Navigating the chaos of the holidays doesn’t have to be a solo endeavor, Jason Nik has tips for reclaiming the “merry” of the season alongside your love.
The holidays are supposed to be the most wonderful time of the year, but it can also be one of the most stressful times of the year. Combine the individual stress of the holidays with the stress a loved one is experiencing and you could have an eggnog cocktail for pressure and arguing.
But being in a relationship during the holidays should not add to your stress, instead you should be able to work with your partner to ease things and have a truly happy holiday.
Here are four strategies that will show you how to muster the snow storm and get through the holiday stress with your loved one.
Twelve Dates of Christmas
There’s this thing longtime couples like to call “date night.” I don’t like it. In theory it’s a good idea—when a couple has two busy individuals that rarely have time to go out, they make sure to spend romantic time together by scheduling a date night. In real life however, couples should do everything they can to make sure it never gets to that point.
Dates should happen regularly enough that you don’t have to name it as though it’s some kind of rare, obscure event. This holiday season, in the midst of all that stress, couples should plan to go out with each other more often. It doesn’t have to be 12 dates—though that would be enjoyable—just make sure you take the time to go on more dates than usual. After a long day of holiday preparation and chores you may not feel like getting ready to go out, but when you do go out you will find it was well worth it.
Make a to do list. Check it twice.
Speaking of holiday preparation and chores, with so much to do and so many places to go, make a to do list. Instead of going back and forth from store to store, frantic and stressed, make a list ahead of time so you and your partner can be prepared. Preparation keeps you from being stressed and allows you to set times to know how long it will take you to complete everything that needs to be done. Additionally, time saved with planning means more time spent having fun with your partner.
Silent Night, Hold Each Other Night
Tandem meditation, whether during the day or at night, is beneficial any time of the year, but during the holidays it may be just what you need to reduce or remove your stress all together. The holidays tend to involve a great deal of running around from place to place and not enough stillness. Make sure to take the time to be still with your partner. Sit down somewhere quiet with your partner, hold onto them, and meditate together.
Do You Hear What I Hear? The Sound of a Couple Speaking to Each Other
Talk to your partner. Communication is a major part of the foundation for all healthy and fulfilling relationships. A couples’ inability to communicate with each other is one of the leading causes of a failed relationship. There are many reasons why couples choose not to communicate, whether it is from feeling awkward, making assumptions, or just not thinking it’s necessary. So let me clear this up for you: a couple that is good together should never feel uncomfortable talking to each other about issues that involve each other; a couple should never assume, because if the assumption is wrong, it can create a whole new mess of trouble; and communication is definitely necessary.

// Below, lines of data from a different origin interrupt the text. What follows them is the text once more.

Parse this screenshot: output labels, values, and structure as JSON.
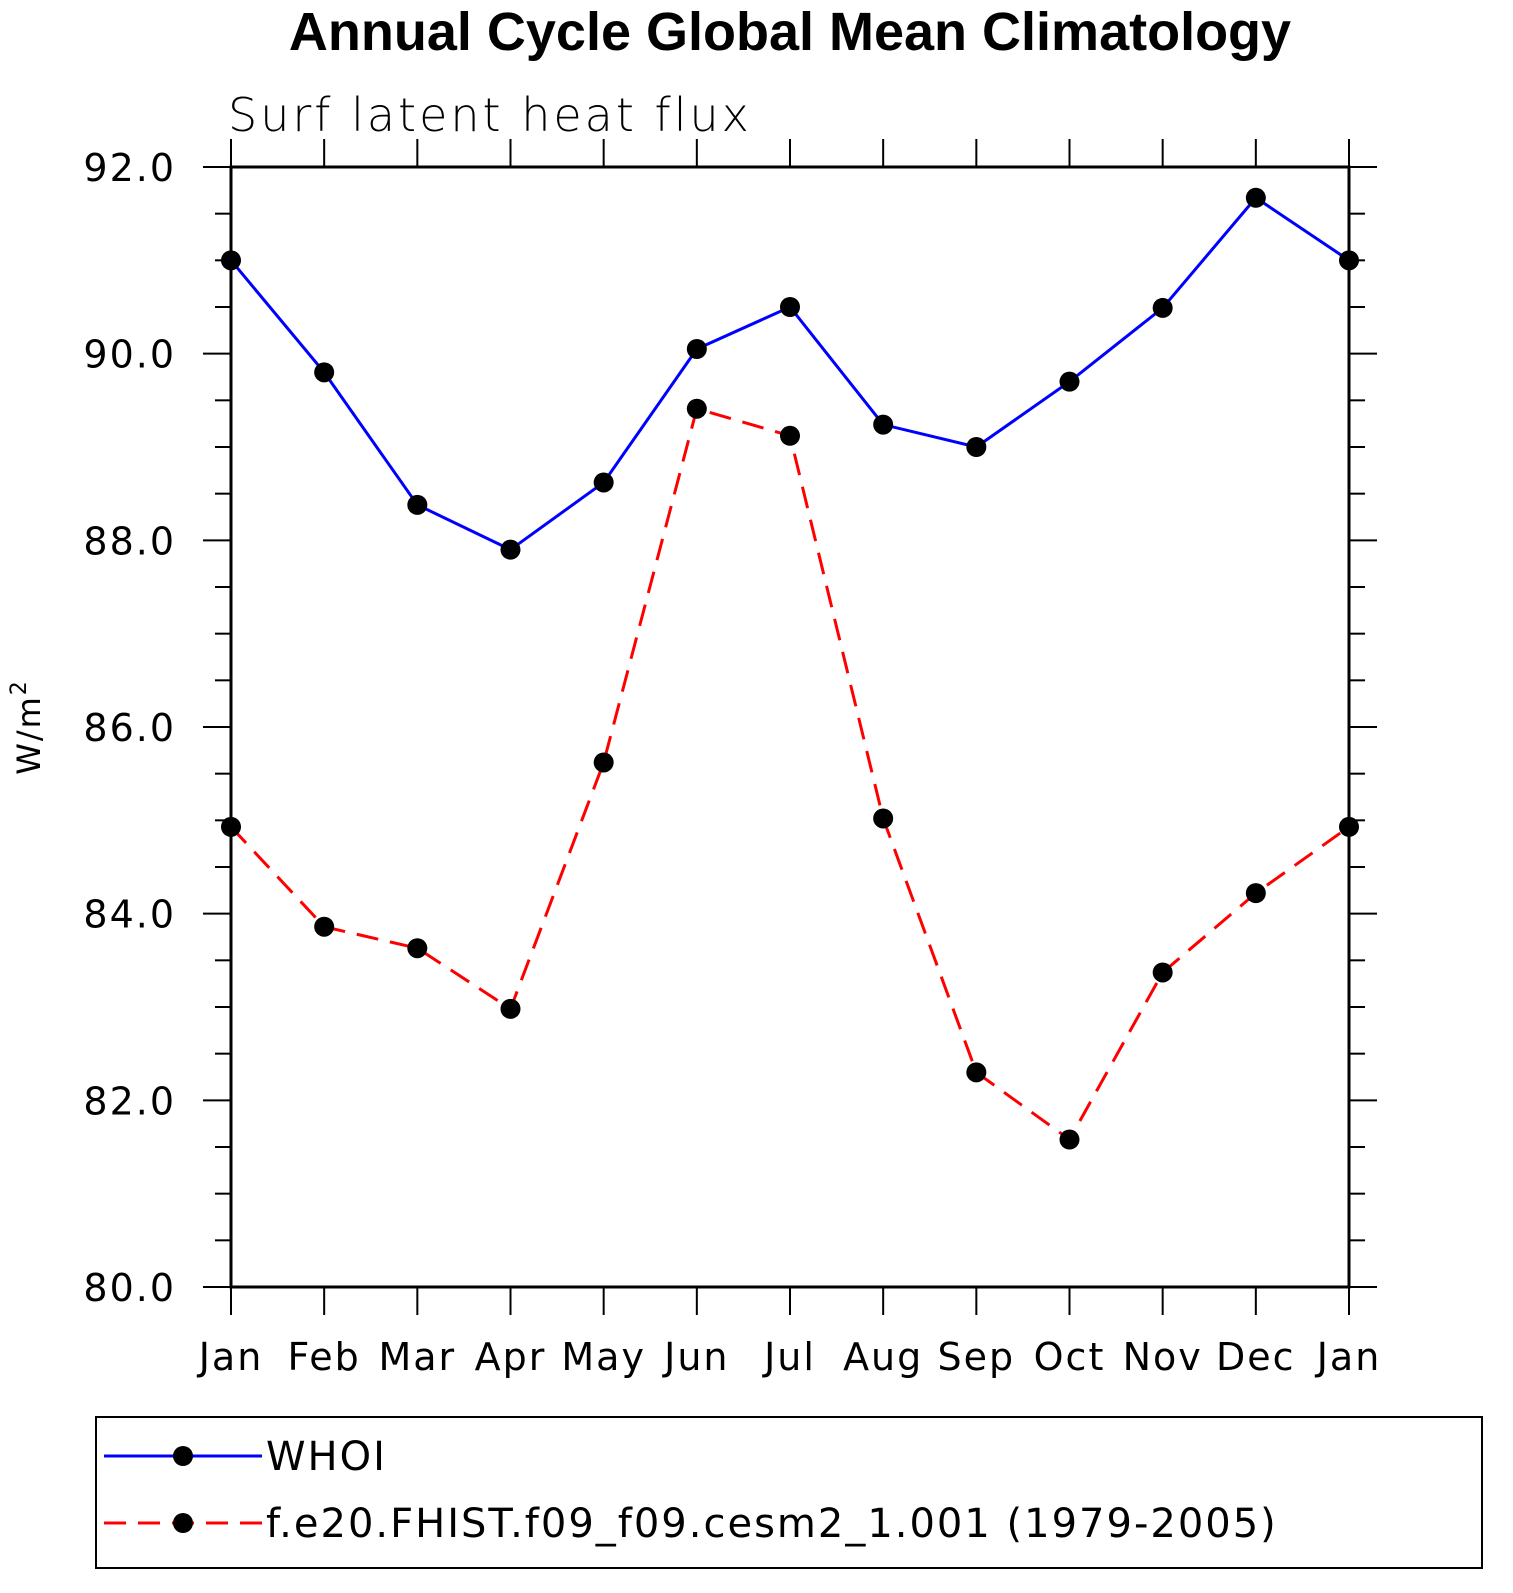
{
  "chart_data": {
    "type": "line",
    "title": "Annual Cycle Global Mean Climatology",
    "subtitle": "Surf latent heat flux",
    "ylabel": "W/m",
    "ylabel_sup": "2",
    "xlabel": "",
    "categories": [
      "Jan",
      "Feb",
      "Mar",
      "Apr",
      "May",
      "Jun",
      "Jul",
      "Aug",
      "Sep",
      "Oct",
      "Nov",
      "Dec",
      "Jan"
    ],
    "ylim": [
      80.0,
      92.0
    ],
    "yticks": [
      "80.0",
      "82.0",
      "84.0",
      "86.0",
      "88.0",
      "90.0",
      "92.0"
    ],
    "grid": false,
    "legend_position": "bottom",
    "series": [
      {
        "name": "WHOI",
        "color": "#0000ff",
        "dash": "solid",
        "marker": "filled-circle",
        "values": [
          91.0,
          89.8,
          88.38,
          87.9,
          88.62,
          90.05,
          90.5,
          89.24,
          89.0,
          89.7,
          90.49,
          91.67,
          91.0
        ]
      },
      {
        "name": "f.e20.FHIST.f09_f09.cesm2_1.001 (1979-2005)",
        "color": "#ff0000",
        "dash": "dashed",
        "marker": "filled-circle",
        "values": [
          84.93,
          83.86,
          83.63,
          82.98,
          85.62,
          89.41,
          89.12,
          85.02,
          82.3,
          81.58,
          83.37,
          84.22,
          84.93
        ]
      }
    ]
  }
}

Don’t be afraid to address everything you feel is important. “Asking your partner what their individual expectations are for the holidays, what they anticipate, and clarifying what is and is not too much is key to handling holiday stress,” says Sweta Ahuja, a Southern California counseling intern, “Being as specific as possible with your partner communicates that you trust them to have your back and are willing to be a team player.” Communication in a relationship not only relieves stress, but it also opens doors to explore each other’s desires and connect even more deeply.
This holiday season, embrace the most wonderful time of year and appreciate that you have someone to help you get through the stress with you. Follow these four steps with your partner and stressful holidays will only be a ghost of holidays past. With your partner by your side, you can enjoy the present and look forward to holidays yet to come.